Glass art materials fully stocked despite tariffs on supplies

As costs fluctuate, administration funds materials necessary for glass art classes



Glass art students continue to have access to any materials needed

Recent tariffs on Chinese glass had little effect on glass art classes because of a plentiful budget this year.

Glass art is not offered at many high schools, but is one of the most popular electives at NT.

The state-of-the-art studio on the fourth floor of the new building is equipped with kilns, torches, and other tools.

According to glass art teacher and club supervisor Monique Roberts Boyd, the school orders its glass from Ed Hoy’s International. The company has both a wholesale and retail shop in Warrenville, IL. Like the rest of the US economy, Ed Hoy’s has felt the impact of the trade war.

The trade war between the United States and China means both countries have placed tariffs on each other’s imported goods. By doing this, goods imported from China to the US have been taxed, making them more expensive.

President Trump implemented this 10 percent increase on $200 billion worth of goods, including glass, over the summer. With no end in sight, the tariffs will continue, and in March, Trump plans to increase them to 25 percent, according to Business Insider.

The school orders the glass supply in bulk at the beginning of the year, so the tariffs have yet to affect the class. As for next year, it is unclear whether the tariffs will continue, but the art department is prepared.

If come August the tariffs are still in place, Alicia Landes, the Art Department Chair, will reach out to the administration and business offices which will help balance the budget for the class.

“When we have increases like that, generally they [the business office] will support it if there is a need,” said Landes.

Generally, the business office is cooperative, according to Landes, who explained, “They will understand why we are requesting more money.”

As for how much of an increase is expected, Landes continued, “Some of it could be up to 25 percent.”

The same issues have affected the glass blowing program at Punahou School in Honolulu, HI.

Punahou glass art instructor Mark Mitsuda said their program, like New Trier’s, is “at the mercy of global demand for materials.”

However, Punahou orders their glass in batch form from the west coast. “In addition to melting from batch, we also have an active recycling program,” Mitsuda explained. Scrap glass is melted and reused, and the entire process involves students in every aspect of shaping glass.

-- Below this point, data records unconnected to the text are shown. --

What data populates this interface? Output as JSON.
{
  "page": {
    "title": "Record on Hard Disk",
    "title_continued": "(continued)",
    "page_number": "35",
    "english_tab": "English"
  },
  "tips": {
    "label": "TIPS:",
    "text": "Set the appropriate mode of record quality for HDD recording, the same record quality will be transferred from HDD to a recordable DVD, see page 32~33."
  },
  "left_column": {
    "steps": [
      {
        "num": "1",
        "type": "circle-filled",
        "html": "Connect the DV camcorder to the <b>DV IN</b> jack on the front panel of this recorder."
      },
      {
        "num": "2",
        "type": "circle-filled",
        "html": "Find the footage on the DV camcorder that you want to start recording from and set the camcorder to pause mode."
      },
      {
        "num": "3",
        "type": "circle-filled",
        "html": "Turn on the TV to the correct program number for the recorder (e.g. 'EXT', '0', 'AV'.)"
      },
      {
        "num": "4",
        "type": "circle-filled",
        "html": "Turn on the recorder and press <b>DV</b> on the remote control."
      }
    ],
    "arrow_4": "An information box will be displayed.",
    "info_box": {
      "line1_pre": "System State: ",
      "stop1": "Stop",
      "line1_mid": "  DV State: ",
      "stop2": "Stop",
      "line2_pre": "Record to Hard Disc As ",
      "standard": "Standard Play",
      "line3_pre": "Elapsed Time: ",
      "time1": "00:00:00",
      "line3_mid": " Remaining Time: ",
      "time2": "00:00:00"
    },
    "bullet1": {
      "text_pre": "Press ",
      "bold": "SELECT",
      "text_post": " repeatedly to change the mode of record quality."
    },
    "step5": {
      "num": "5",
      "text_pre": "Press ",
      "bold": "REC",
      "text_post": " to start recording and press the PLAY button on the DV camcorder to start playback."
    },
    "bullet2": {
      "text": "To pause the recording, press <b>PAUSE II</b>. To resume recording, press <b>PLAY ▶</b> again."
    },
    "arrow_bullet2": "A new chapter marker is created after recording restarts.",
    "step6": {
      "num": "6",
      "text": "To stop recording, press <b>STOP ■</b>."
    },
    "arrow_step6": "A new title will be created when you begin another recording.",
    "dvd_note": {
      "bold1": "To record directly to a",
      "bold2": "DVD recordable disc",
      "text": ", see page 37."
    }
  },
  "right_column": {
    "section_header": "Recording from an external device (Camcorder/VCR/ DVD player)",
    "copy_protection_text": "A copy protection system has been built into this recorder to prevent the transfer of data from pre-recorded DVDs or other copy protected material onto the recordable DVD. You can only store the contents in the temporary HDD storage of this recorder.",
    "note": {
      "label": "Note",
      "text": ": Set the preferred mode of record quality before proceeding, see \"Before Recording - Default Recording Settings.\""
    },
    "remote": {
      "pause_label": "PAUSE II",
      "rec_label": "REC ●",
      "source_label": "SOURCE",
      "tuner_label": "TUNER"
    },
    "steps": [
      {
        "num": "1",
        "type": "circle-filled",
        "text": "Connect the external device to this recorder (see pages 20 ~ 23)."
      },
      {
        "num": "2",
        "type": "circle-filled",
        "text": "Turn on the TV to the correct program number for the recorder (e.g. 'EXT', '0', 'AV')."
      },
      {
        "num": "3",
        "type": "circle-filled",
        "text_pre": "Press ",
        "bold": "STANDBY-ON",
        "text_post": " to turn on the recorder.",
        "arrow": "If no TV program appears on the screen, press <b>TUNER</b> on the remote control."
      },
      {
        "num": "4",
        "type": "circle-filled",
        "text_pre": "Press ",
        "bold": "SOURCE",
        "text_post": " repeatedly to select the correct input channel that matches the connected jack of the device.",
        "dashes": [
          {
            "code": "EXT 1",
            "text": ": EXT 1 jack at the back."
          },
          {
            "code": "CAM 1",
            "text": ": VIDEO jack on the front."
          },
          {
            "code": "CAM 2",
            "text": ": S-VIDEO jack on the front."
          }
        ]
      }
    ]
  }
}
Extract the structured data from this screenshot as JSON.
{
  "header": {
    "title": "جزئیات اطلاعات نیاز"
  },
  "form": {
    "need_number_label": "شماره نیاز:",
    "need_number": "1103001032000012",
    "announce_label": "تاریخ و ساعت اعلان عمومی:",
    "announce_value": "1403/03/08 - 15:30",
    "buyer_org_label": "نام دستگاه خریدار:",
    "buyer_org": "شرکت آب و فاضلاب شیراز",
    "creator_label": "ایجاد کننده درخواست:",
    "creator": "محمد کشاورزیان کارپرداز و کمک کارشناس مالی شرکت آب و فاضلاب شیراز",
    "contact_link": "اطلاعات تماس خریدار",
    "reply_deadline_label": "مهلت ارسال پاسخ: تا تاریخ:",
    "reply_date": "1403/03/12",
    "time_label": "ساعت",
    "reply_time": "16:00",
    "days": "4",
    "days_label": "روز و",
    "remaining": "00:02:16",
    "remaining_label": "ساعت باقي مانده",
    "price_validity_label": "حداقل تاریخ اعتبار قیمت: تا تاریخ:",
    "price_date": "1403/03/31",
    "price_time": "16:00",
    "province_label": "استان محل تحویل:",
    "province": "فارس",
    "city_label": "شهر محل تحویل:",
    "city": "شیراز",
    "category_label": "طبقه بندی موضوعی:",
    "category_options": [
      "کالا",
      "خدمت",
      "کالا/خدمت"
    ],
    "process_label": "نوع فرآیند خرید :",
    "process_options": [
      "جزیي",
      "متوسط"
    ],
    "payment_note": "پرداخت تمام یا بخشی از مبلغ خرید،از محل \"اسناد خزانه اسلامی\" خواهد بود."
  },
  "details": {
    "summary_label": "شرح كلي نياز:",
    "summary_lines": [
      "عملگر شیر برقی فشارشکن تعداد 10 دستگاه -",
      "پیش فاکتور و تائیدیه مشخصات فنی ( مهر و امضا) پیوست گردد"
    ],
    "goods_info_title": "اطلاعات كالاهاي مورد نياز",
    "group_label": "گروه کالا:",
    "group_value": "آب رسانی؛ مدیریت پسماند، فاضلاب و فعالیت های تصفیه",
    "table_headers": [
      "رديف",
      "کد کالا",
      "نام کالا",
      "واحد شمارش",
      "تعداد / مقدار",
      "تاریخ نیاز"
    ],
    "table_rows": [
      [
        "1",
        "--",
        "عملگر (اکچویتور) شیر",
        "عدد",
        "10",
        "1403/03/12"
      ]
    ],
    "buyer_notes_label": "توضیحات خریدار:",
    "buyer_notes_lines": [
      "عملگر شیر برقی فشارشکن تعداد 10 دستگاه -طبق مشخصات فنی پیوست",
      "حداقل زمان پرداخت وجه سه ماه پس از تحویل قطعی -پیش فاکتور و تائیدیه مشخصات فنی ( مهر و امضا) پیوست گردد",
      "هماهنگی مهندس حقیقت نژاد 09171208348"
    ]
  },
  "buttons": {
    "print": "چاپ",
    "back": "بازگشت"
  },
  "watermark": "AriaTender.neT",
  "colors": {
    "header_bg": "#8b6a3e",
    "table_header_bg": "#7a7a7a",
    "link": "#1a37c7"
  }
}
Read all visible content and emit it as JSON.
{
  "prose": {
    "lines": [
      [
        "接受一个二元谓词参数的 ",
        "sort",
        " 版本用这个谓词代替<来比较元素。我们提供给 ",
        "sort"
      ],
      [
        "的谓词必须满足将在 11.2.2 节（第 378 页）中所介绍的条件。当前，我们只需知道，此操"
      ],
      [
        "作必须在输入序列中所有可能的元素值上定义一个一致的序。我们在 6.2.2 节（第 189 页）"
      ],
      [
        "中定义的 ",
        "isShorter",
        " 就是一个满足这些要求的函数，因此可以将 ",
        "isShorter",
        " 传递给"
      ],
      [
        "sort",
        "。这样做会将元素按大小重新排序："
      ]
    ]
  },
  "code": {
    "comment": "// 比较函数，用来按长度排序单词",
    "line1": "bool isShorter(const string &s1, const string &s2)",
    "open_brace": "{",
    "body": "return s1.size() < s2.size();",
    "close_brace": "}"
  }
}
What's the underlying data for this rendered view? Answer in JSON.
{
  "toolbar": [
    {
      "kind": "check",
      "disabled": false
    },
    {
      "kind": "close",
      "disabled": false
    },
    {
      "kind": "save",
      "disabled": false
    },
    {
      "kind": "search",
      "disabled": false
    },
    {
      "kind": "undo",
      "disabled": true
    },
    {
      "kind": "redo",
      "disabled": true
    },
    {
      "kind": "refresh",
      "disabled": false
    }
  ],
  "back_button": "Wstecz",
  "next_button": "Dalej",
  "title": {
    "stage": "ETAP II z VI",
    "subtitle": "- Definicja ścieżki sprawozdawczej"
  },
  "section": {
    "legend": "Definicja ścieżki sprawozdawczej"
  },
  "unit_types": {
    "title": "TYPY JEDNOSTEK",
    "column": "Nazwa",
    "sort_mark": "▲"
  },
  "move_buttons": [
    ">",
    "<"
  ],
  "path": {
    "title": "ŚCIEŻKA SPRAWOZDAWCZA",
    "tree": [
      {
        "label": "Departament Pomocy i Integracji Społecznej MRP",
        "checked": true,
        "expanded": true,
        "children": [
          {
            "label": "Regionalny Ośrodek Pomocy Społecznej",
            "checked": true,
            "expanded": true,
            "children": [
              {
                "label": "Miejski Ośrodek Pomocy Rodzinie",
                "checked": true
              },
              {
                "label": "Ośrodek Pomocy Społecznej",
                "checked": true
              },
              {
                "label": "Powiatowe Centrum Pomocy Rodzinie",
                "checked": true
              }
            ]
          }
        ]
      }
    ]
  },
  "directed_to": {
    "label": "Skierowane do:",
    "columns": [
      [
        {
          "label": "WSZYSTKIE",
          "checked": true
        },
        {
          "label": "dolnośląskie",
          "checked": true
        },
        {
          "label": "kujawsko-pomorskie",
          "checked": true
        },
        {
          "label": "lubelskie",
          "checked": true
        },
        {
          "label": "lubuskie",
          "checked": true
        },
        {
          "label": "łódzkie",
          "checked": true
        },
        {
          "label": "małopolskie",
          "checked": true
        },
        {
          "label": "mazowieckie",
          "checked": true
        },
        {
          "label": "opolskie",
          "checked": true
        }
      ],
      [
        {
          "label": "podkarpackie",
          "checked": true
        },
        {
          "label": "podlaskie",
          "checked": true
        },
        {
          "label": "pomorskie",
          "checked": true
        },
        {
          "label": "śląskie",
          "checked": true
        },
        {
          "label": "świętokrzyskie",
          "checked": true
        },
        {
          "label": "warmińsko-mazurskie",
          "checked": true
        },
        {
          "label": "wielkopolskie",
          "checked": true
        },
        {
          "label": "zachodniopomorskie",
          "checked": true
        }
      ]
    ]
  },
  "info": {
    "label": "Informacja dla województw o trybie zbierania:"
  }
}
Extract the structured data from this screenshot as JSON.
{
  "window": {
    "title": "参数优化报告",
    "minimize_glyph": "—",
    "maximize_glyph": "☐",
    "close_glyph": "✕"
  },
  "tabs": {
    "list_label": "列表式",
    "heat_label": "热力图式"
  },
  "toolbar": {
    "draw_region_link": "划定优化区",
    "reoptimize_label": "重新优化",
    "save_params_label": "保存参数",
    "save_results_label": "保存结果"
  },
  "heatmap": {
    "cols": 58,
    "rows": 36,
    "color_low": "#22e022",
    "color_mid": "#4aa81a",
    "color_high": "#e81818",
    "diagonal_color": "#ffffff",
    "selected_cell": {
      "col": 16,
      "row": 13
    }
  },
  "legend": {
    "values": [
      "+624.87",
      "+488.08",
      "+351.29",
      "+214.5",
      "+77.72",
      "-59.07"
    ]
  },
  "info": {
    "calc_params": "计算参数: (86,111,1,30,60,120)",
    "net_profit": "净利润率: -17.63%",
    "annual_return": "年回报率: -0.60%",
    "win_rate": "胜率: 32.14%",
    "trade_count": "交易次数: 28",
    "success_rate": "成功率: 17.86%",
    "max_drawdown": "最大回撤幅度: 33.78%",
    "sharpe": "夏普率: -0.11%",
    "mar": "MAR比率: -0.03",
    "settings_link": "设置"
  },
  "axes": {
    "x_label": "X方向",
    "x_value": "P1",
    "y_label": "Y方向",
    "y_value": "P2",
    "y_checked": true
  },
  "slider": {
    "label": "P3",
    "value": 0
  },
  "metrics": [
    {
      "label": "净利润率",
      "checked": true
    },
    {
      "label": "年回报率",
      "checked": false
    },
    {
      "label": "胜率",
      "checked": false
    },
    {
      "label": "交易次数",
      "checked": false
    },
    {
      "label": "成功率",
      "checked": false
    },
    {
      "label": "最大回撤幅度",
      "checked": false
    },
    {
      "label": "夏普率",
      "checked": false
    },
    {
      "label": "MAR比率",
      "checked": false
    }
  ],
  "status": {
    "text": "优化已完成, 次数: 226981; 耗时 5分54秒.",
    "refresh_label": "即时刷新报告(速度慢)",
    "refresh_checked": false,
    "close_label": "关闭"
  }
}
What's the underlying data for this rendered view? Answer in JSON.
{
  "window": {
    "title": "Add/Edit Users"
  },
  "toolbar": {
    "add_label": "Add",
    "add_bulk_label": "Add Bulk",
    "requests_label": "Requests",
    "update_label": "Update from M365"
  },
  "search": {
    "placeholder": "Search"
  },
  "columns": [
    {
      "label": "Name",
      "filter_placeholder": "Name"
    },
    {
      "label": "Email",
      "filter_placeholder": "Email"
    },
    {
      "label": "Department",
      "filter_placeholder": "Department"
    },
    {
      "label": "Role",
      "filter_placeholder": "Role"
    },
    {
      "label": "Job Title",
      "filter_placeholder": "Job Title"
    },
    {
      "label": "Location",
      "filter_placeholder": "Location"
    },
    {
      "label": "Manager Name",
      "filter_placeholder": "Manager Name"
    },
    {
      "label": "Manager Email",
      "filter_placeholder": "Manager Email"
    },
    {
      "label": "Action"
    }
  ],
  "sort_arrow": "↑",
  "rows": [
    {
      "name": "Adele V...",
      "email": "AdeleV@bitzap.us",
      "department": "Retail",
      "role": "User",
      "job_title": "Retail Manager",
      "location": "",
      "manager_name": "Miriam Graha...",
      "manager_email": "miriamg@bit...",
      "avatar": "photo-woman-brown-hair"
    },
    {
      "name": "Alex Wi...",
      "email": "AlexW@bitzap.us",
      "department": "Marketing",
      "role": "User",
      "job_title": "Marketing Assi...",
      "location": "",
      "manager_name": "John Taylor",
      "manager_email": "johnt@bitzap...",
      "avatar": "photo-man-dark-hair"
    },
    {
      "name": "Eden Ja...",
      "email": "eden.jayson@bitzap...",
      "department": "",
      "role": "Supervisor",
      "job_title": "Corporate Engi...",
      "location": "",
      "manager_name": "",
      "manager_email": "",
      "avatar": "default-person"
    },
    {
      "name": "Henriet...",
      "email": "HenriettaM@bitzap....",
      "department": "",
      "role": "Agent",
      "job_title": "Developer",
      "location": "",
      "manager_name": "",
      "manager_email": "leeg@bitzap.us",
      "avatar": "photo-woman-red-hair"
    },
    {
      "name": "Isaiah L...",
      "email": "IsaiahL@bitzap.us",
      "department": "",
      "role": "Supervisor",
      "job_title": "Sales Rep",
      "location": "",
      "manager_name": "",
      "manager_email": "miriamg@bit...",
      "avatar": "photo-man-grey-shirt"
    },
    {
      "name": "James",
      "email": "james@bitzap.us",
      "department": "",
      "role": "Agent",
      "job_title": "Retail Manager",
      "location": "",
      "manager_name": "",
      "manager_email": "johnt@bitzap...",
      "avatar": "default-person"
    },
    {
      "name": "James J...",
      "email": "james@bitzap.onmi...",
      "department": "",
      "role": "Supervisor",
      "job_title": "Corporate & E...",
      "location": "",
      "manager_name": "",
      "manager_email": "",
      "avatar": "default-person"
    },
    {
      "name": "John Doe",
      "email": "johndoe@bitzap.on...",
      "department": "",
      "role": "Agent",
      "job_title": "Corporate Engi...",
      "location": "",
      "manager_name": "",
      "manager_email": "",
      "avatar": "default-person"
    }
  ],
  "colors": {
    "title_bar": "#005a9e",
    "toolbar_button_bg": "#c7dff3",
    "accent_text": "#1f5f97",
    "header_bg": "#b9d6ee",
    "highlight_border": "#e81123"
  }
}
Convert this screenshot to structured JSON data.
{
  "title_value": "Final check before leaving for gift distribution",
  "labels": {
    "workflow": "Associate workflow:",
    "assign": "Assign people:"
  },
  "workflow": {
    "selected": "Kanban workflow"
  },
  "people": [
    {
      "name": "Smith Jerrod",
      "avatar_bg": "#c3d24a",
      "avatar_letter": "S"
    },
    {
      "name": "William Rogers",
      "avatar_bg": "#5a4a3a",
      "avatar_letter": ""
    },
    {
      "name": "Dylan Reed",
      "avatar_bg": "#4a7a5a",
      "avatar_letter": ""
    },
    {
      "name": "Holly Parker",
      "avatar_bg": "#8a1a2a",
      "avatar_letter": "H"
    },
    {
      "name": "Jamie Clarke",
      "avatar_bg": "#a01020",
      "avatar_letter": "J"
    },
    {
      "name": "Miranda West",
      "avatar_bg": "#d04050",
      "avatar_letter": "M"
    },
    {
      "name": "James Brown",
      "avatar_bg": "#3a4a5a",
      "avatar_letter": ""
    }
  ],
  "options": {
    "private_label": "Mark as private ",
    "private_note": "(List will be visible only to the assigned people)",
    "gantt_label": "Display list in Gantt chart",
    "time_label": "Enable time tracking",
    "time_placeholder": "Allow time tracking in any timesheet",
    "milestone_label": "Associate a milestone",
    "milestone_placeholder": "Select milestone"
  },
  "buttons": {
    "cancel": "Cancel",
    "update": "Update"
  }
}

At New Trier, the glass art program is divided into three year-long classes that teach students to use the properties of glass for artistic expression, according to the course description.

Boyd said that she discovered her appreciation for glass art while working here. Glass art was first offered in 2000 as a club, and when participation “ballooned,” she proposed a class in 2005.

Its popularity comes from “the exoticness of it,” said Boyd, who is aware of the tariffs and knows that the school will do what it can to keep the program as available as it is now.

Boyd added, “a lot of the students have not taken art classes before, so they may be afraid of their own creativity, but working with a material so foreign to them lets them discover something about themselves.”

As of this year, there are nine glass art classes and an after-school club that runs Monday, Wednesday, and Thursday. Assuming there are 25 students per period, that’s 225 students in total. It’s hard to estimate how much glass is used per month, but Boyd said, it’s a lot.

Senior Max Jung, a Glass Art 1 student, said that when classes get low on materials, “it’s hard to get good combinations of colors to make good pieces.”

Sophomore Reilly Burton used glass art club to see if it sparked her interest: “The club was a lot of fun and it allowed me to try something new,” said Burton.

Burton is thinking about taking the class next year and hopes that the tariffs have no impact on the class. She would take the class even if it meant a higher fee or fewer materials to choose from. Burton is grateful that the school has a such a flexible budget when it comes to the arts.

Landes reiterated, “We really watch that [the fee] closely so that the fee doesn’t affect students wanting to sign up for the class.”

Despite the business office’s support, the class hasn’t gone completely untouched. Glass art requires special eyeglasses for torching that filter out the dangerous wave lengths of light.

Boyd said, “One company that I usually order from no longer is going to get that glass because they can’t afford it. So I went to a different company to get my glasses.”

The chain reaction of material demand has affected the supply at Punahou as well. According to Mitsuda, costs in batches of glass have increased along with the use of lithium batteries, a key ingredient in the glass they buy. The program was strained by a similar price increase on cork wheels used to polish glass when demand for natural cork increased. Burton elaborated, “I think it’s great that the school puts an emphasis on [the arts]. It isn’t cheap, I’m just glad I can take advantage of it.”